One author allows himself to wonder what the world would now be like if Julian the Apostate had conquered Persia and imposed a return to paganism. I think we can say that it would not have mattered much.
The adoption of Christianity did not fundamentally change the mentality of royalty. Various members of the royal family were still expected to become the champions of diverse sects and even heathen groups such as the Huns. Attila, a one-time Christian king of Rome, became the prototype for Genghis Khan who lived eight centuries later and was given the same epithet, "The Scourge of God".
Obviously Christianity was taken no more seriously by the royal family than any other religion that it had previously devised. Christianity was adopted because it became politically expedient to do so, not because it was considered to be a higher or final revelation to mankind.
Rule of the whole world by a single family created an enormous “span of control” problem. It was necessary for groups to be kept to a manageable size. Yet the numerous groups made it necessary for individual members of the family to effectively clone themselves through the creation of aliases. Ironically the royal family maintained its hold over the entire world by keeping it largely divided in terms of local identity (including race and religion). It was not in the royal family’s best interest to enlighten the masses. Each group was encouraged to think of their ways as the best and to have contempt for outsiders. Large-scale conflict between groups was not however spontaneous but driven by royal succession battles.
Leadership over the major population groups and especially those that were warlike was not something the royal family ever would have left to chance. The greater and more potent the group the higher the rank of prince placed over them. And every change in dynasty would require the re-assessment of tribal commands if not immediate recall. Those loyal to the previous king or dynasty would normally have to be replaced by those favored by the new king or dynasty. To neglect such an important kingly prerogative could be disastrous.

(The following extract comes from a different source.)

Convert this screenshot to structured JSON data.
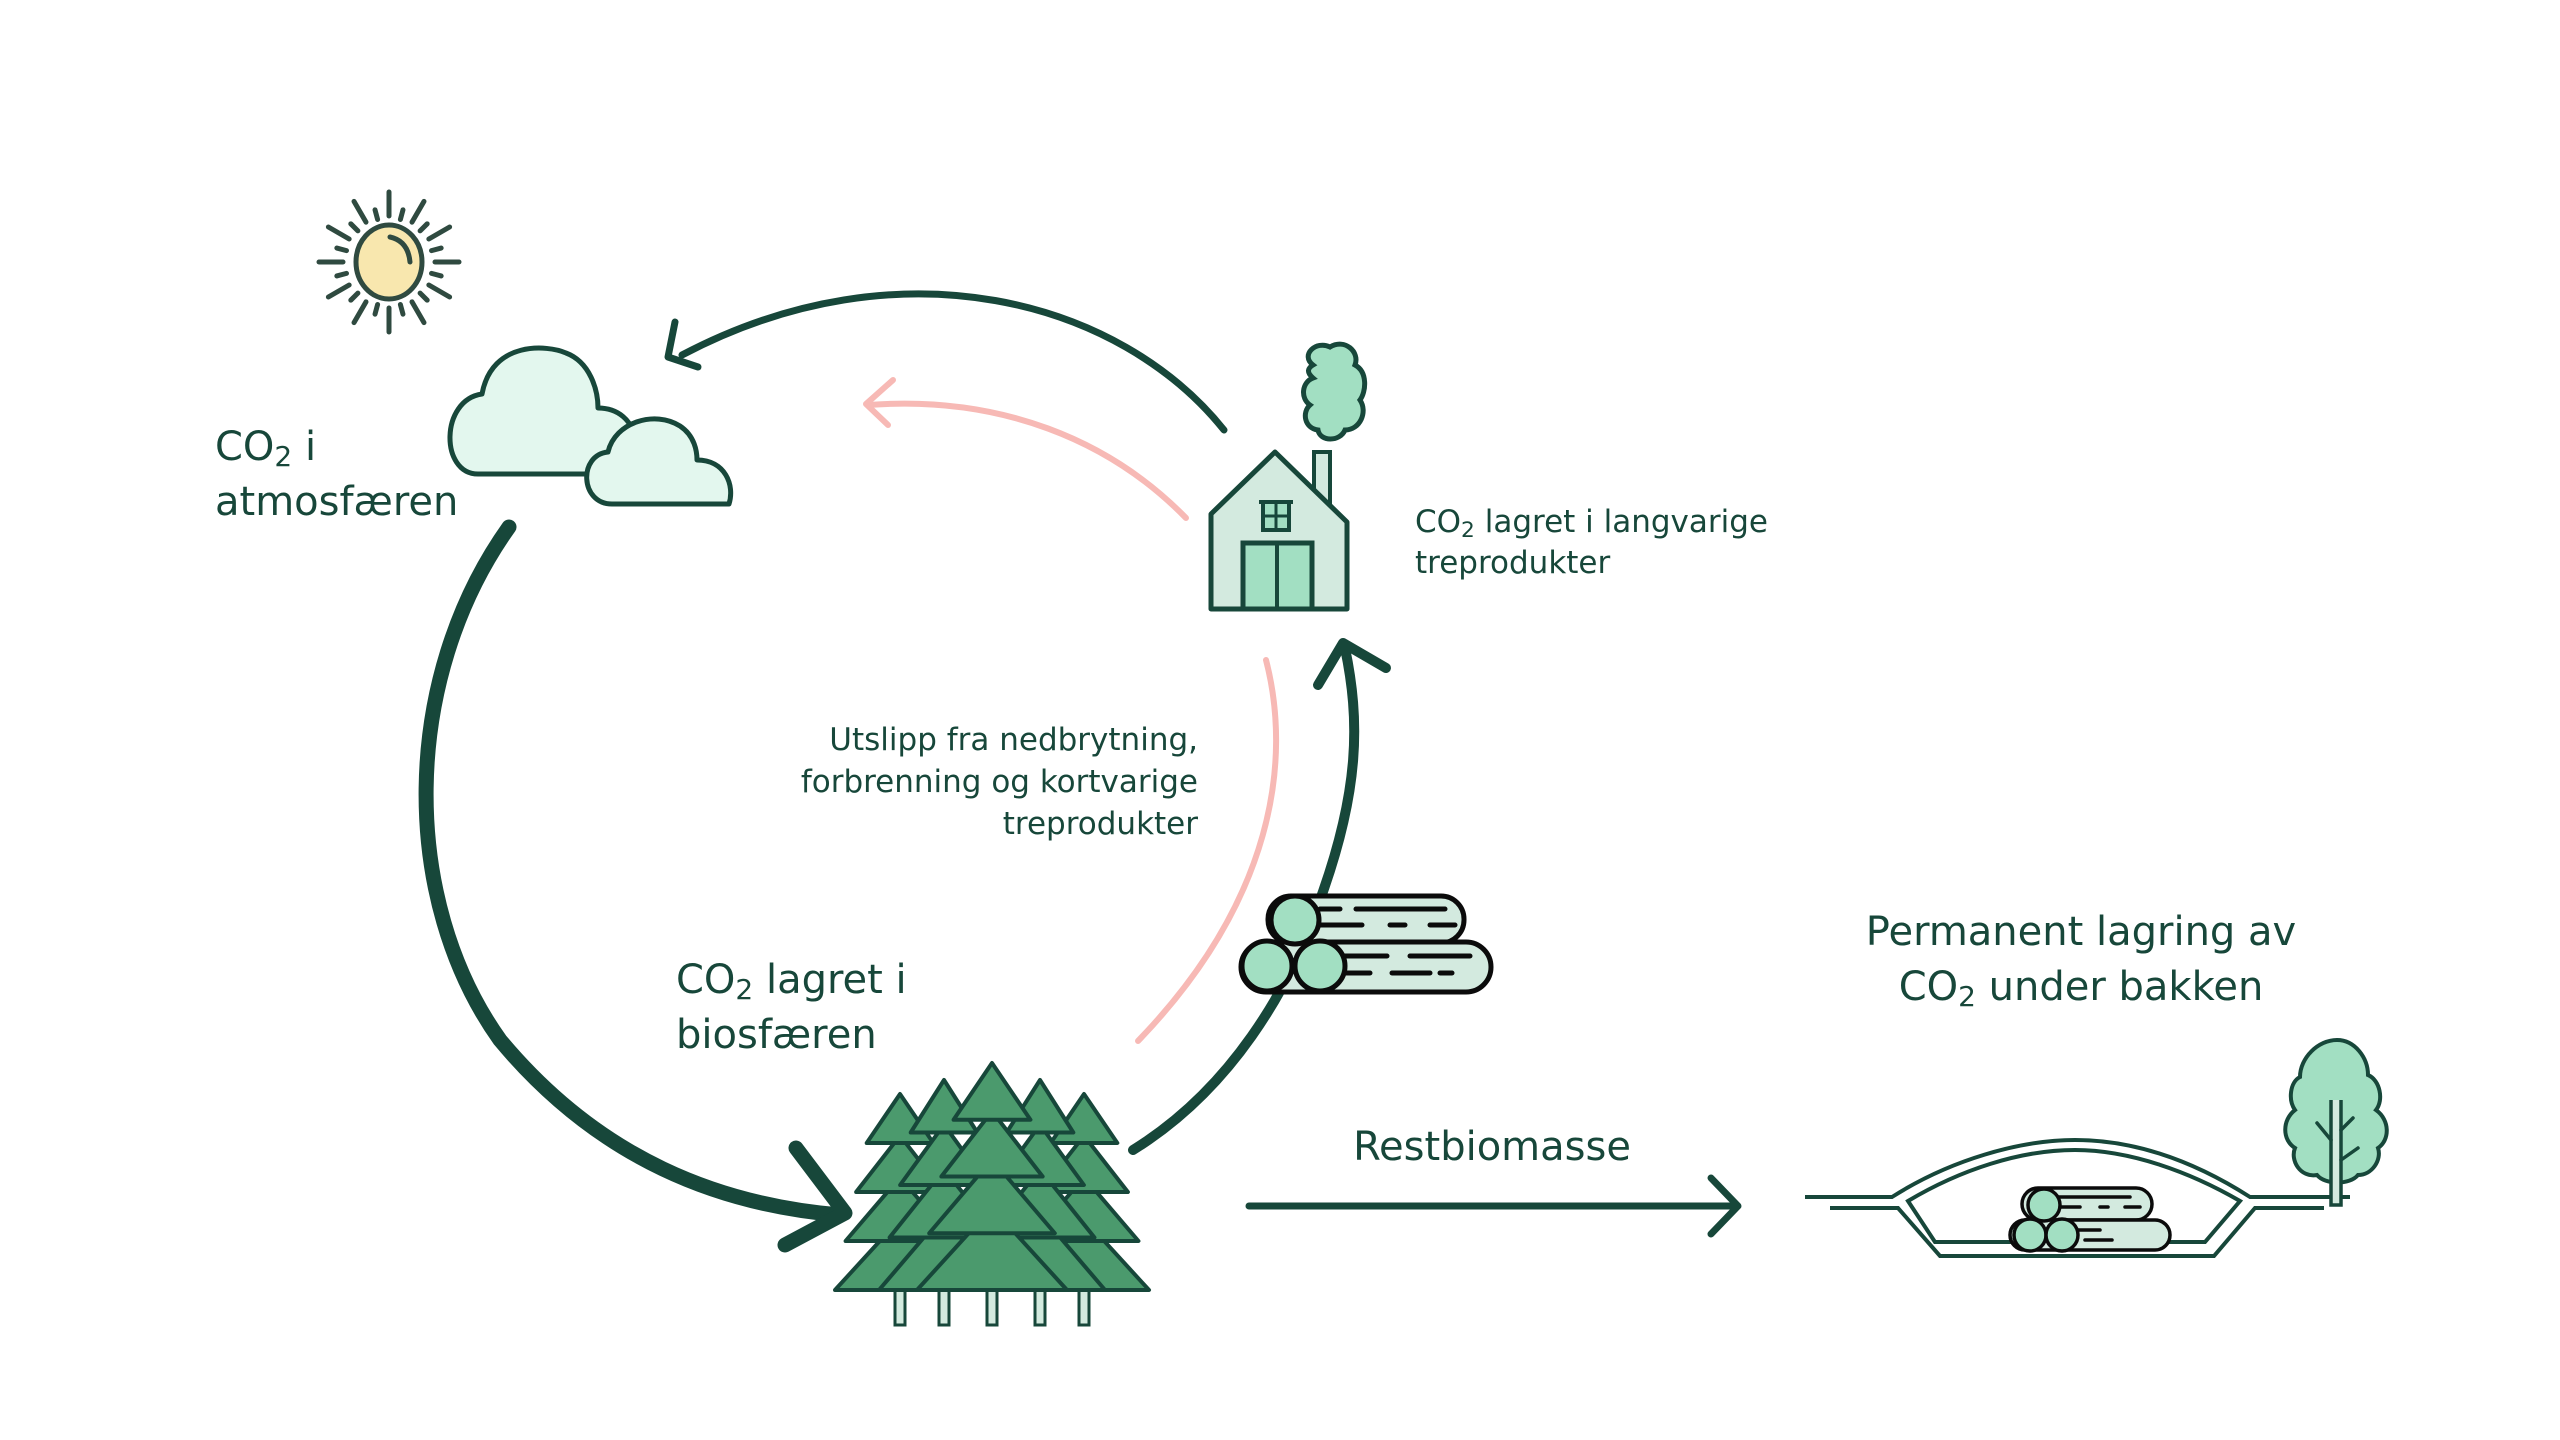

Might did not always make right, but it was never wrong.
A variety of methods were perfected in order to maintain the “matrix” of centralized control while giving the impression of local autonomy.
1) Royal family relationships could be mirrored at the local level by using traditionally local names. Commoners did not expect to see their sovereigns regularly, if at all, therefore rulers did not have to be physically present in every locality. Doubles could be used to give the impression of an occasional public appearance (or be killed off if the circumstances dictated it). Considerable if not constant travel was nonetheless the norm.
2) Junior members of the royal family ruled over important principalities directly. The crown prince controlled the most critical territories and armies in order to ensure an orderly succession.
3) Peripheral kingdoms could be ruled by more distant royal relatives. The royal blood of these secondary ruling houses and associated priesthoods would be sporadically “refreshed” through “changelings”, that is, the adoption of children sired by the central dynasty as heirs to the peripheral kingdom and its religious cults. Peripheral kingdoms often had advisors or councils that were required to swear allegiance to the central dynasty. Peripheral kingdoms would also typically have to accept the appointment of a prime minister of the central dynasty’s choosing. If the local dynasty should fail for any reason the leading minister would take over and hold the region for the greater crown.